A relação com o tio distante – mas cada vez mais renomado – iria produzir um episódio desconcertante, se não caricato. Tio e sobrinho correspondiam-se com razoável assiduidade. Nas cartas, subjazia o desconforto de Freud em ver o sobrinho tão viciado na droga do consumismo. De repente, a sutil reposta de Eddie: convidar Herr Doktor a entrar no jogo. 

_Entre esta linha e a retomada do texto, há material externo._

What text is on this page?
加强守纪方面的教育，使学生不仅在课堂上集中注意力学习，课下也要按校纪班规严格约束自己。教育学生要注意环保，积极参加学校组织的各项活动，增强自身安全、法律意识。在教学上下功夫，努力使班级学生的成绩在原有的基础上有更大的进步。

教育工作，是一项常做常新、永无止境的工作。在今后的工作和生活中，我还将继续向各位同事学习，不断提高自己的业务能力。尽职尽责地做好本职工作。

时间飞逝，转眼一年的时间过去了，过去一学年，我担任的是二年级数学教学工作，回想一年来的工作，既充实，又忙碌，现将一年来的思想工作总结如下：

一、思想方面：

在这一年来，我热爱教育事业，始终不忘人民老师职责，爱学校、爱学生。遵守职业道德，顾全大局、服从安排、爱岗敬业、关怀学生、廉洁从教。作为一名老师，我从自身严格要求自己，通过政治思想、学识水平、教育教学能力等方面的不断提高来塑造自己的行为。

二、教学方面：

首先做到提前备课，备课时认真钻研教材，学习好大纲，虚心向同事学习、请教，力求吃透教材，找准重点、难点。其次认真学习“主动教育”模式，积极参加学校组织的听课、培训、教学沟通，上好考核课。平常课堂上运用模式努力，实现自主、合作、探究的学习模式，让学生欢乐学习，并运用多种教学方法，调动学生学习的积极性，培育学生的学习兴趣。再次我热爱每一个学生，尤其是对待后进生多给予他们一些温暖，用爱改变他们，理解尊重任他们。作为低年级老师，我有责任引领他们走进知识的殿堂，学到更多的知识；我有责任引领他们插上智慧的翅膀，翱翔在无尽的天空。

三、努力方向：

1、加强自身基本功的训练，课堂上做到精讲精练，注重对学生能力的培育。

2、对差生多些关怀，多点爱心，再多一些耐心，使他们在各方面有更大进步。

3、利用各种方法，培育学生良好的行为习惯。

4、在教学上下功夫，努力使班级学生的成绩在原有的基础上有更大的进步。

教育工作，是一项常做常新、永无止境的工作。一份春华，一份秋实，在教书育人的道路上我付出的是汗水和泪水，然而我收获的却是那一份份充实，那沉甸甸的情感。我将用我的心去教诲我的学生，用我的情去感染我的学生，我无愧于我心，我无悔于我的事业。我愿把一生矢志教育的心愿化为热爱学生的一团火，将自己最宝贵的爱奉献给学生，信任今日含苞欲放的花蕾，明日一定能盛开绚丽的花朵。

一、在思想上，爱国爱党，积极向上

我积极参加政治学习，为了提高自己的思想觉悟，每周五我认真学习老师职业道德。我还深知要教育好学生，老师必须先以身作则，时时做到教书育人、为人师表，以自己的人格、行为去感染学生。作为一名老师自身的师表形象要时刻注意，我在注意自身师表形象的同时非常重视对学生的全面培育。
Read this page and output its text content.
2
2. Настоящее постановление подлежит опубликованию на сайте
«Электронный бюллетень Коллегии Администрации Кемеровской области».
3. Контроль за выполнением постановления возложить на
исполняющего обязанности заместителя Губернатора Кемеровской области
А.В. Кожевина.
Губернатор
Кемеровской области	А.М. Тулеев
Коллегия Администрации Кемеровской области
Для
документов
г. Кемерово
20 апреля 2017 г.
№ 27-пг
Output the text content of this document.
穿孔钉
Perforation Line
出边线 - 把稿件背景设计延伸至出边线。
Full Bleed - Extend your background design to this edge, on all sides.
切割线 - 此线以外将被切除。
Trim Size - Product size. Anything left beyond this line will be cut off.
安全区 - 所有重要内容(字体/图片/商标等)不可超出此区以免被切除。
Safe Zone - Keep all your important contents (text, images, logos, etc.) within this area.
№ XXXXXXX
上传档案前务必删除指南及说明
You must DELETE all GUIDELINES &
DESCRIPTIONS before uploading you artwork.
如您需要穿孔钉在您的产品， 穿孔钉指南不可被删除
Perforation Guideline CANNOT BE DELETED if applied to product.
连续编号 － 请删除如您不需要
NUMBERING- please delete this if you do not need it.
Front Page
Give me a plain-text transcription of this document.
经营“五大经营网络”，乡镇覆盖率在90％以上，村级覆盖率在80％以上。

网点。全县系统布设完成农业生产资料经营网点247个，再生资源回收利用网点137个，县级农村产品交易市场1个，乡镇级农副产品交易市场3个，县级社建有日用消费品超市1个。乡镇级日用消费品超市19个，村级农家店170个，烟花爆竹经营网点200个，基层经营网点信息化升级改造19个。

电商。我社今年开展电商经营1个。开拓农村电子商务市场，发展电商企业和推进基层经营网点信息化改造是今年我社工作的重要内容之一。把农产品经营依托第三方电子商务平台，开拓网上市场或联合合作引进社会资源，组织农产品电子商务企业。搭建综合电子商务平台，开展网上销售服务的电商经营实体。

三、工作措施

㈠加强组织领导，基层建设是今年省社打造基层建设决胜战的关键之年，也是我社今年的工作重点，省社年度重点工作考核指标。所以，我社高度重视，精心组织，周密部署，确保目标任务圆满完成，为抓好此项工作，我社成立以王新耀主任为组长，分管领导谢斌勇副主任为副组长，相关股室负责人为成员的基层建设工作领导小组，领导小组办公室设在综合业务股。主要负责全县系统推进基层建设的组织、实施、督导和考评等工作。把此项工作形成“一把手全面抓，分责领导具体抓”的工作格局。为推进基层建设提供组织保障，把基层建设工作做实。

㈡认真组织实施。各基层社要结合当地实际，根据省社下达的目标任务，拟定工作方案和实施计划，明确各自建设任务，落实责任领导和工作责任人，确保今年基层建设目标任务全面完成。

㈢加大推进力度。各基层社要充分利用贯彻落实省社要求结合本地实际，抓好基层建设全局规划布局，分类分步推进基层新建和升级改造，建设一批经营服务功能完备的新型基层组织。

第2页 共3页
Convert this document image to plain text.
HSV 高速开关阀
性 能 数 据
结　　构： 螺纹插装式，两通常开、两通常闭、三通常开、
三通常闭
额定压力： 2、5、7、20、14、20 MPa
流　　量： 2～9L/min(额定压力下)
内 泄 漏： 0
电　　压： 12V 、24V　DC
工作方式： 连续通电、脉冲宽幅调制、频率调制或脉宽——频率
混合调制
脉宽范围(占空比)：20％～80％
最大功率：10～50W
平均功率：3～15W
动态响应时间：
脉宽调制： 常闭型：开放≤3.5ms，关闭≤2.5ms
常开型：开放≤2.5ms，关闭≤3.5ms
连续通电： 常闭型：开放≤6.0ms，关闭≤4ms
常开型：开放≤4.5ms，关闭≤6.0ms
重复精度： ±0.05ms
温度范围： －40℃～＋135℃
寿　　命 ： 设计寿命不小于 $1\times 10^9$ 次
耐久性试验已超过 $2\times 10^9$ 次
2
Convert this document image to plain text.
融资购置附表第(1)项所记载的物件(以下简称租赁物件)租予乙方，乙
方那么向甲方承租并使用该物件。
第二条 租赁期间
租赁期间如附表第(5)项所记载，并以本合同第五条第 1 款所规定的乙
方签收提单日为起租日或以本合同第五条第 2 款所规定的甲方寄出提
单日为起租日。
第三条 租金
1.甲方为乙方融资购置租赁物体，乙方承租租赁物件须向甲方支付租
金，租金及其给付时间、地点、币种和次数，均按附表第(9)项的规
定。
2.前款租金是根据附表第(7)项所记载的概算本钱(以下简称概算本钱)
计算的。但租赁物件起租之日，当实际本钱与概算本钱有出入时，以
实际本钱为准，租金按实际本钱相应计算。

Freud refugiara-se em Londres quando o terror nazista começou a perseguir os judeus alemães e austríacos. Para reforçar o orçamento da família exilada, Eddie – que já agenciava o tio junto às editoras norte-americanas – inventou de pagar a Freud uma consultoria a respeito da correta cor da embalagem de um novo cigarro Lucky Strike. Freud, que estava longe de ser designer, apostou no verdinho-água. O palpite era um desastre – nunca foi adotado.

Em prol do fumo, Eddie Bernays, o mestre de cerimônias da grande farsa, ainda iria fazer uso, outras vezes, de suas ferramentas de dissuasão e de seus bem remunerados poderes de ilusionista. Mas, como notou seu biógrafo Larry Tye (The Father of Spin, Crown Publishers, NY, 1998, 306 páginas), Bernays, sempre agudo na hora de ressalvar seus verdadeiros interesses, chegou aos 104 anos invicto. Sem botar um único cigarro na boca.